Respecter le Non irlandais

A peine les résultats du rejet du Traité de Lisbonne connus, les conférences de rédaction et les chancelleries du continent ont fait feu de tout bois pour maudire le peuple irlandais, en particulier en France et en Allemagne: "Comment est-ce permis ?! ce petit peuple de moins de 4 millions d'habitants prend en otage l'Europe entière ! Il n'y a qu'à continuer sans eux".

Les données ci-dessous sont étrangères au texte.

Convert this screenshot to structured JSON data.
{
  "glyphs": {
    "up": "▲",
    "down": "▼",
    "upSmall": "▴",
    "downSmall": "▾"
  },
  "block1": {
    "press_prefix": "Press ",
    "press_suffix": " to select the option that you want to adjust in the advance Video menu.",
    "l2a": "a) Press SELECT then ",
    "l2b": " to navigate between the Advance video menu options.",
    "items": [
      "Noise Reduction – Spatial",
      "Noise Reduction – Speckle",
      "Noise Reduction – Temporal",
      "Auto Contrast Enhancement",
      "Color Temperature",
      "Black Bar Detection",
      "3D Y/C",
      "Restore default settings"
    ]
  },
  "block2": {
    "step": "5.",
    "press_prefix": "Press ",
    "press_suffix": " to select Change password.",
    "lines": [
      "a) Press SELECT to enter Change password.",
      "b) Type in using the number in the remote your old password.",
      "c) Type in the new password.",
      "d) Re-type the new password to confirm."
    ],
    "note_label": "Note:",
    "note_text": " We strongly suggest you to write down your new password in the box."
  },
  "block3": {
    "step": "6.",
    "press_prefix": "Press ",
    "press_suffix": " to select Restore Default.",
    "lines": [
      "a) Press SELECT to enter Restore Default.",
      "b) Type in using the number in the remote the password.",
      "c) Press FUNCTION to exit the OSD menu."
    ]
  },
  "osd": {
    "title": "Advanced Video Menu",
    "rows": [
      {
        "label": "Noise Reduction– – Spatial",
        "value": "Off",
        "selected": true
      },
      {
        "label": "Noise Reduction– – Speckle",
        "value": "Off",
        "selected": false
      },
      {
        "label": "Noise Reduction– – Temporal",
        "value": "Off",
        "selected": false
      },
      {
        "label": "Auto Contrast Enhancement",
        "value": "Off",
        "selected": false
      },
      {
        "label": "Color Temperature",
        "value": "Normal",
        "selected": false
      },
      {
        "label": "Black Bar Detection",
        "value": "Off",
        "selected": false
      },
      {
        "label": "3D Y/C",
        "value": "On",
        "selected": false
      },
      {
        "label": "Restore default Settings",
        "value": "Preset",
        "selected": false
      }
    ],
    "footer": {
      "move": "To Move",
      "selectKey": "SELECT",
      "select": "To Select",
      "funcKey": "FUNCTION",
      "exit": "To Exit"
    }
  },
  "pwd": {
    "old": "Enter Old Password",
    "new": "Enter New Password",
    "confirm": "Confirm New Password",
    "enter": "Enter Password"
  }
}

Cette réaction est assez symptomatique de l'arrogance des principaux artisans du Traité, le Président Sarkozy et Mme Merkel, qui rêvent d'imposer au continent un modèle que tous les peuples rejettent, bâti sans ciment politique et sans dessein économique et social. Ils ne sont pas les seuls à en juger par les silences lâches et complices de certains parlementaires socialistes (dont certains prétendaient défendre le non lors du référendum de mai 2005!) qui ont permis la ratification lors de la réunion du Congrès.

Quand les élites eurocratiques vont-elles comprendre que l'Union est en train de se déliter doucement, mais sûrement ? On peut toujours blâmer les raisons qui ont conduit au choix irlandais. Mais de quels droits, nous autres Français, prétendons nous imposer à l'Eire ce dont elle ne veut pas ? Je suis convaincu que le modèle fédéraliste n'est pas applicable à 27 membres. Au contraire, plus on le brandit, plus il fait peur aux nations. N'oublions jamais que le moteur de l'Histoire, partout et à toute époque, est le combat multiséculaire des peuples pour se constituer en nations libres et autonomes.

Chaque fois qu'on voudra instaurer une union à marche forcée sans concertation ni débat démocratique, chaque fois qu'on prétendra abolir les souverainetés, alors à chaque fois on excitera les nationalismes et on fera reculer le cosmopolitisme européen.Voter oui à ce type de texte, c'est préparer le terrain à l'extrémisme, c'est se faire complice de Le Pen.